Fwd: [ module ] Add http upstream keep alive timeout parameter
Wei Xu
weixu365 at gmail.com
Sun Nov 12 12:25:20 UTC 2017
We are running Nginx and upstream on the same machine using docker, so
there's no firewall.
I did a test locally and captured the network packages.
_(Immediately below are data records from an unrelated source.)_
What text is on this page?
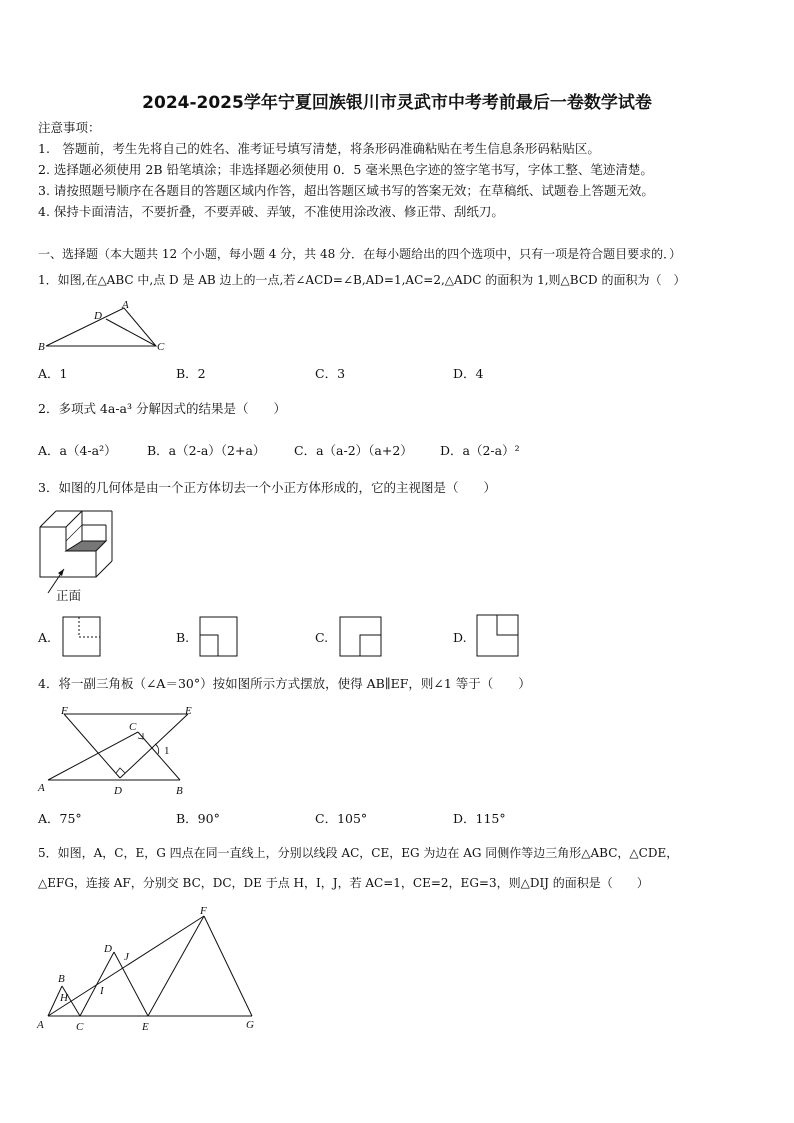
2024-2025学年宁夏回族银川市灵武市中考考前最后一卷数学试卷
注意事项：
1.　答题前，考生先将自己的姓名、准考证号填写清楚，将条形码准确粘贴在考生信息条形码粘贴区。
2. 选择题必须使用 2B 铅笔填涂；非选择题必须使用 0．5 毫米黑色字迹的签字笔书写，字体工整、笔迹清楚。
3. 请按照题号顺序在各题目的答题区域内作答，超出答题区域书写的答案无效；在草稿纸、试题卷上答题无效。
4. 保持卡面清洁，不要折叠，不要弄破、弄皱，不准使用涂改液、修正带、刮纸刀。
一、选择题（本大题共 12 个小题，每小题 4 分，共 48 分．在每小题给出的四个选项中，只有一项是符合题目要求的．）
1．如图,在△ABC 中,点 D 是 AB 边上的一点,若∠ACD=∠B,AD=1,AC=2,△ADC 的面积为 1,则△BCD 的面积为（　）
A
B	C
D
A．1	B．2	C．3	D．4
2．多项式 4a-a³ 分解因式的结果是（　　）
A．a（4-a²） B．a（2-a）（2+a） C．a（a-2）（a+2） D．a（2-a）²
3．如图的几何体是由一个正方体切去一个小正方体形成的，它的主视图是（　　）
正面
A.	B.	C.	D.
4．将一副三角板（∠A＝30°）按如图所示方式摆放，使得 AB∥EF，则∠1 等于（　　）
F	E
C
1
A	D	B
A．75°	B．90°	C．105°	D．115°
5．如图，A，C，E，G 四点在同一直线上，分别以线段 AC，CE，EG 为边在 AG 同侧作等边三角形△ABC，△CDE，
△EFG，连接 AF，分别交 BC，DC，DE 于点 H，I，J，若 AC=1，CE=2，EG=3，则△DIJ 的面积是（　　）
F
D
J
B
H
I
A	C	E	G
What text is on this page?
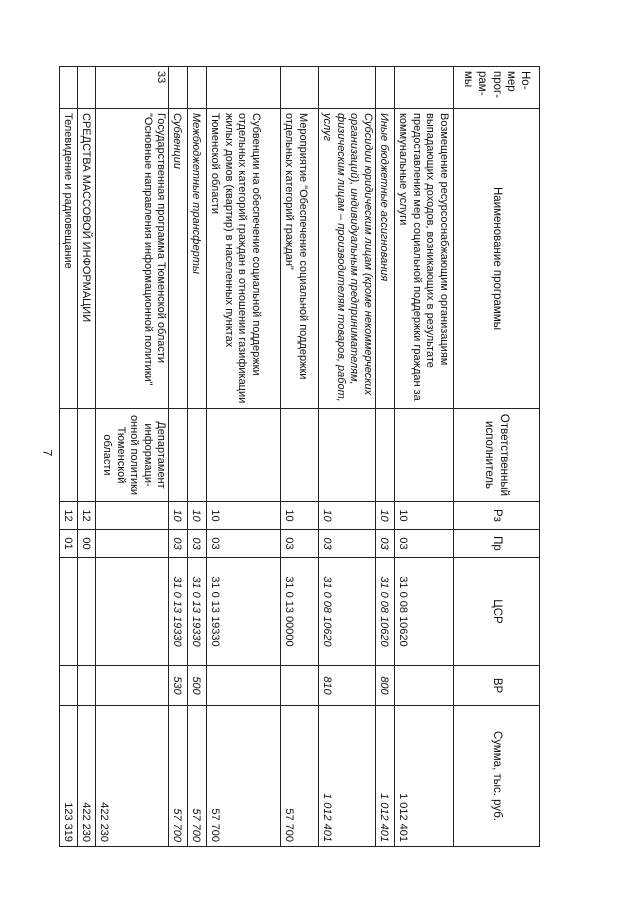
7
Но-мер прог-рам-мы	Наименование программы	Ответственный исполнитель	Рз	Пр	ЦСР	ВР	Сумма, тыс. руб.
	Возмещение ресурсоснабжающим организациям выпадающих доходов, возникающих в результате предоставления мер социальной поддержки граждан за коммунальные услуги		10	03	31 0 08 10620		1 012 401
	Иные бюджетные ассигнования		10	03	31 0 08 10620	800	1 012 401
	Субсидии юридическим лицам (кроме некоммерческих организаций), индивидуальным предпринимателям, физическим лицам – производителям товаров, работ, услуг		10	03	31 0 08 10620	810	1 012 401
	Мероприятие "Обеспечение социальной поддержки отдельных категорий граждан"		10	03	31 0 13 00000		57 700
	Субвенции на обеспечение социальной поддержки отдельных категорий граждан в отношении газификации жилых домов (квартир) в населенных пунктах Тюменской области		10	03	31 0 13 19330		57 700
	Межбюджетные трансферты		10	03	31 0 13 19330	500	57 700
	Субвенции		10	03	31 0 13 19330	530	57 700
33	Государственная программа Тюменской области "Основные направления информационной политики"	Департамент информаци-онной политики Тюменской области					422 230
	СРЕДСТВА МАССОВОЙ ИНФОРМАЦИИ		12	00			422 230
	Телевидение и радиовещание		12	01			123 319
For the normal requests, upstream send a [FIN, ACK] to nginx after
keep-alive timeout (500 ms), and nginx also send a [FIN, ACK] back, then
upstream send a [ACK] to close the connection completely.
1
2
3
4
5
6
7
8
9
10
11
No. Time Source
Destination Protocol Length Info
1 2017-11-12 17:11:04.299146 172.18.0.3
172.18.0.2 TCP 74 48528 → 8000 [SYN] Seq=0 Win=29200
Len=0 MSS=1460 SACK_PERM=1 TSval=32031305 TSecr=0 WS=128
2 2017-11-12 17:11:04.299171 172.18.0.2
172.18.0.3 TCP 74 8000 → 48528 [SYN, ACK] Seq=0 Ack=1
Win=28960 Len=0 MSS=1460 SACK_PERM=1 TSval=32031305 TSecr=32031305 WS=128
3 2017-11-12 17:11:04.299194 172.18.0.3
172.18.0.2 TCP 66 48528 → 8000 [ACK] Seq=1 Ack=1
Win=29312 Len=0 TSval=32031305 TSecr=32031305
4 2017-11-12 17:11:04.299259 172.18.0.3
172.18.0.2 HTTP 241 GET /_healthcheck HTTP/1.1
5 2017-11-12 17:11:04.299267 172.18.0.2
172.18.0.3 TCP 66 8000 → 48528 [ACK] Seq=1 Ack=176
Win=30080 Len=0 TSval=32031305 TSecr=32031305
6 2017-11-12 17:11:04.299809 172.18.0.2
172.18.0.3 HTTP 271 HTTP/1.1 200 OK (text/html)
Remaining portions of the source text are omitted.